The official, who stressed that he empathized with the plight of the company, said: “I do believe that SodaStream was a great island of coexistence. It was a tragedy that they were forced to move. But let’s not give BDS a pass. It is responsible, not the Israeli government, nor ‘idiocy’ nor ‘red tape.’” Birnbaum, in response, told the Post that “the only thing this has to do with [BDS leader] Omar Barghouti is that [Prime Minister Benjamin] Netanyahu is serving him a victory, and as an Israeli, that infuriates me.”

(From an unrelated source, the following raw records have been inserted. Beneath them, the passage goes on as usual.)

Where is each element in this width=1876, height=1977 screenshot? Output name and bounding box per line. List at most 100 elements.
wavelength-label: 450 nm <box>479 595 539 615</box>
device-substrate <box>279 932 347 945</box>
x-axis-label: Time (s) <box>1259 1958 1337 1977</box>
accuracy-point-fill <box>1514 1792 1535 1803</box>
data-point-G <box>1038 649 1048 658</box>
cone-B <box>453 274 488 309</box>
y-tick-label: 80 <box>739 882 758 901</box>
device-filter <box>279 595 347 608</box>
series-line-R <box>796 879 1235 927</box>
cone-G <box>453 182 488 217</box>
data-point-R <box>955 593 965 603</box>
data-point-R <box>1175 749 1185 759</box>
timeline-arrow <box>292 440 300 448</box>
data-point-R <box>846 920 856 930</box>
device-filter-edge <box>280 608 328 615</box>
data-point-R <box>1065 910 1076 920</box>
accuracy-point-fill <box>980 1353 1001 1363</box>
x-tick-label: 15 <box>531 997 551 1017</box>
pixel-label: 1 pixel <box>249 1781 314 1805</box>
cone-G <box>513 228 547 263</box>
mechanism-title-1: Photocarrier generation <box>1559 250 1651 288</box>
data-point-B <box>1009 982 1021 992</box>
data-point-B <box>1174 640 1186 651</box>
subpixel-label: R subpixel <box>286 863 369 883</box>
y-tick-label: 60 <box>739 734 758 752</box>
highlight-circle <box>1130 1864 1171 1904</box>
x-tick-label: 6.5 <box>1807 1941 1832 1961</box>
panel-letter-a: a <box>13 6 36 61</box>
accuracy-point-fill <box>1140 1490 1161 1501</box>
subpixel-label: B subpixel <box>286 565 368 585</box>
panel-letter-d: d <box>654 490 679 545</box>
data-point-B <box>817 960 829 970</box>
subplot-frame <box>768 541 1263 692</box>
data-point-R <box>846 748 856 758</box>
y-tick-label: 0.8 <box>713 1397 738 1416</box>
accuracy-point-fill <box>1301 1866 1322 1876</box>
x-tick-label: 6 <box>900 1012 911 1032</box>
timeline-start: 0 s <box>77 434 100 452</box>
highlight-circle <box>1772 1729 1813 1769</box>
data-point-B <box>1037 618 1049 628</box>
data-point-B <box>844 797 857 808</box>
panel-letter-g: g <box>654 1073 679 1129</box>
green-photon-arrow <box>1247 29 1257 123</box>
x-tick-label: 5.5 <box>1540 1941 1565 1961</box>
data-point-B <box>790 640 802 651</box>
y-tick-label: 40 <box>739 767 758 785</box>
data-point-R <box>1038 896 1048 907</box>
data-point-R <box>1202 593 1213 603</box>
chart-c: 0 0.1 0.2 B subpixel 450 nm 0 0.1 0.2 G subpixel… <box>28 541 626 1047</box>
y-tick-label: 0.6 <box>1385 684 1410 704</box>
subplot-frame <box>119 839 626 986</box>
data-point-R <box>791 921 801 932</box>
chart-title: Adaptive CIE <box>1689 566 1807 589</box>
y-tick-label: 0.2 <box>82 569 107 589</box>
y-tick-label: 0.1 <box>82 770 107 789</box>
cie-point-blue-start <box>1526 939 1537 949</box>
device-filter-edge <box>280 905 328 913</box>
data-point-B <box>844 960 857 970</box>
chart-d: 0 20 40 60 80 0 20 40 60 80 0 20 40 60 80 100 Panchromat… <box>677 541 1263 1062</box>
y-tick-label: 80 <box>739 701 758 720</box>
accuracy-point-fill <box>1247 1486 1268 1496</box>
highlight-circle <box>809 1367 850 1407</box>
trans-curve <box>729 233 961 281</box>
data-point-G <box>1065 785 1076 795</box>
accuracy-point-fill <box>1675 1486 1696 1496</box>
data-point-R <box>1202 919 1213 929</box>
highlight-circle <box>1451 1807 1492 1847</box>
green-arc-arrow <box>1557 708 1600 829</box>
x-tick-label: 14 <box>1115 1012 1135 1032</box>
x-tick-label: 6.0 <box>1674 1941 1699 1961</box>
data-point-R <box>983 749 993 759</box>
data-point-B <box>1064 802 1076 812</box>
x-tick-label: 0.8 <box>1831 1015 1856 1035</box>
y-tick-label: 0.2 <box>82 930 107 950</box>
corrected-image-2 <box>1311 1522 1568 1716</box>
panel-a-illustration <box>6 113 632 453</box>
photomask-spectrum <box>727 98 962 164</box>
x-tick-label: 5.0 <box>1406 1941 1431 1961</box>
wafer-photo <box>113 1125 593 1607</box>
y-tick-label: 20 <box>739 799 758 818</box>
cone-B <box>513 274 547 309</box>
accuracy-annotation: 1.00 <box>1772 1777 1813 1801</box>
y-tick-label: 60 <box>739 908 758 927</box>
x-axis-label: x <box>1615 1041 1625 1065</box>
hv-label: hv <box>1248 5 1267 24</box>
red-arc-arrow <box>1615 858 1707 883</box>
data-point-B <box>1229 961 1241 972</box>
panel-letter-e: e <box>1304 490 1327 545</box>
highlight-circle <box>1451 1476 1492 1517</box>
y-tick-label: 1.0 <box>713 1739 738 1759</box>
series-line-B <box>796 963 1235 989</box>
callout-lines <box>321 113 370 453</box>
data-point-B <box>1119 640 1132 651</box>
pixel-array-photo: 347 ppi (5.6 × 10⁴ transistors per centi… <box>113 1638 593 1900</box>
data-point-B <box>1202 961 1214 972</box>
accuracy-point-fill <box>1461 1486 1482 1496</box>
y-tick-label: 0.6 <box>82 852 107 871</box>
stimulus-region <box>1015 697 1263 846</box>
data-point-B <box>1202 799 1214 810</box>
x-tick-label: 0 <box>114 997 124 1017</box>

Birnbaum said that construction of the Lehavim plant began in 2010 because the company had outgrown the Mishor Adumim plant, not because of BDS.

“We moved plants from China, Turkey and the Galilee here to create Israeli jobs. They’re just inventing crap and squirming to get out of this uncomfortable position that they [the government] got themselves into,” he said.

He also pushed back against the government’s position that strict quotas were necessary to ensure that jobs went to Israelis, saying that the plant’s move to Lehavim added 500 Israeli jobs and made it the largest employer in the Beduin city of Rahat.

BDS , Birnbaum said, was celebrating the government’s decision as a victory, and calling the Palestinian job losses a necessary sacrifice toward achieving its goals.

The SodaStream CEO said he signed the December letter pledging not to ask for an additional extension of the permits out of duress, because he was faced with having to fire the employees and wanted to help them keep their jobs for another two months.

Not extending the permits past February 28, he said, was a self-inflicted PR wound for Israel. The Foreign Ministry, he added, had promoted videos on its social media sites of SodaStream’s Palestinian workers – some of the same workers who have now been denied working permits – talking about coexistence.